Search Engine Results Page (SERP)
SERP (Search Engine Results Page) refers to where your particular site (or article) falls in Google as a result of a search. How well your title and url reflect your content, the number of other competing sites and the specific focus and keywords in your work all effect SERP.
SERP changes according to the search term used. Although you may appear in the #1 spot by searching the exact title inside of quotation marks, be aware that unless your title reflects the exact words readers search to find your information, it is unlikely to appear #1 with their search terms.
Many new writers are excited to find their writing ranking well on Google, but fail to understand that unless the term is one that is searched often—it really doesn’t matter. The goal, of course, it to land your work above the fold on the first page of Google with several search terms that are searched often—not #1 with one search term readers seldom use.
Page rank ranges from 0 to 10 with 10 being the highest-ranking possible. This honor is reserved for Google itself. Page rank number reflects the value Google places on your site. Although the algorithm for earning a high rating remains known only to Google, good SEO practices, the amount of traffic and the quality of the links all contribute to the page rank of a site.
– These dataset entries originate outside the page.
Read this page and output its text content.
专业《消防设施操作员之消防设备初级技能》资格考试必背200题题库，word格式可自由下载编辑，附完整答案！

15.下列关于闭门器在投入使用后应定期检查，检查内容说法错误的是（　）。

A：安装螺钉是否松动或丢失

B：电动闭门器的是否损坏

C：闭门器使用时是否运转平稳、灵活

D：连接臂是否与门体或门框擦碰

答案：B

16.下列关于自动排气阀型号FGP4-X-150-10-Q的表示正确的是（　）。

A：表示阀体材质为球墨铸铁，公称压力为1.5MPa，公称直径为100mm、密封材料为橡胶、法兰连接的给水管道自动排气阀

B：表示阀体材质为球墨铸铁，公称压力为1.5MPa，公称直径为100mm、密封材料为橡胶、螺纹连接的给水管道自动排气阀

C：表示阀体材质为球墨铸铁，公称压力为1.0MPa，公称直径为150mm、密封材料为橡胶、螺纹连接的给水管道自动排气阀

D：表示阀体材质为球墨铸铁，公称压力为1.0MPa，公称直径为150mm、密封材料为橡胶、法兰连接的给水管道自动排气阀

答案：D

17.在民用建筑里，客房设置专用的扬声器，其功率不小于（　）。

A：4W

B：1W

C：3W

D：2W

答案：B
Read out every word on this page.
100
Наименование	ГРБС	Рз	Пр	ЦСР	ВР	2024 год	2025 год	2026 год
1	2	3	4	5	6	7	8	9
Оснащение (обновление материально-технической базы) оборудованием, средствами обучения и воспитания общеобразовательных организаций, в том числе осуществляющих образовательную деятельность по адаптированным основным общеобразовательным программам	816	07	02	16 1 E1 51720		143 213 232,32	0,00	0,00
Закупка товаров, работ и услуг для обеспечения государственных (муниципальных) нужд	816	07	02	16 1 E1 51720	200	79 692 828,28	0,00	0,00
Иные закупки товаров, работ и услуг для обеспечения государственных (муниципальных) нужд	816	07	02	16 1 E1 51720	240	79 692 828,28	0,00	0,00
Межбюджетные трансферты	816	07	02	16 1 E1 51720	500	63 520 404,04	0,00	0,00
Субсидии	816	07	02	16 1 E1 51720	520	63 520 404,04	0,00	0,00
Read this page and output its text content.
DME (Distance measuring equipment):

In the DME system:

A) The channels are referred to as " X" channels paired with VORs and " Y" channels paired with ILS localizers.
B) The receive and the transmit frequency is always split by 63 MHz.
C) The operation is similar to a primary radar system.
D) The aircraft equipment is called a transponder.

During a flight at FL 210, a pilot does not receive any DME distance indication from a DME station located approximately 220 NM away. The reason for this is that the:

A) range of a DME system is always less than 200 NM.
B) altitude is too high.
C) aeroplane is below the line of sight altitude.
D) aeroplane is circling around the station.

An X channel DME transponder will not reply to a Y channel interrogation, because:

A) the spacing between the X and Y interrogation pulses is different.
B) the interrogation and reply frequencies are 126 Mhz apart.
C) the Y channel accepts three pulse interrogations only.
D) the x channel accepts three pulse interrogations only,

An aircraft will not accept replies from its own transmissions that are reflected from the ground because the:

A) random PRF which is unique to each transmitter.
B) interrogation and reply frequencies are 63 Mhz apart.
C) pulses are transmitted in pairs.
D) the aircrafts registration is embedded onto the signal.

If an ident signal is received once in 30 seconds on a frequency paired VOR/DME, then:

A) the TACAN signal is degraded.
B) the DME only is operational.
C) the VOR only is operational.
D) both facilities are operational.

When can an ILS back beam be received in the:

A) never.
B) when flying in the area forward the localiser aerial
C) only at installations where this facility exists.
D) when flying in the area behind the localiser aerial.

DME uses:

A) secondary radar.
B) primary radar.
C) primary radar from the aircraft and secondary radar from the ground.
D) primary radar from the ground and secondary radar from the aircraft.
Google updates Page rank once approximately every three months, while SERP may change frequently.
Building Page Rank
Producing quality work with fresh content helps to build the page rank of the site, but it doesn’t happen overnight. If you have your own blog or website, have patience. Provide the reader with valuable information, seek links from high ranked sites, use good anchor text and create a site that is easy to navigate and page rank will take care of itself.
Meanwhile, follow good SEO practices to improve SERP, by using relevant keywords and avoiding keyword stuffing--or attempts to trick the system by adding high paying keywords that don’t relate to your topic. Although it may seem like a great idea at the time, attempting to draw traffic to ads by slipping in a few high paying keywords can (and often does) come back to haunt you, as readers decide to go elsewhere to find the information they seek.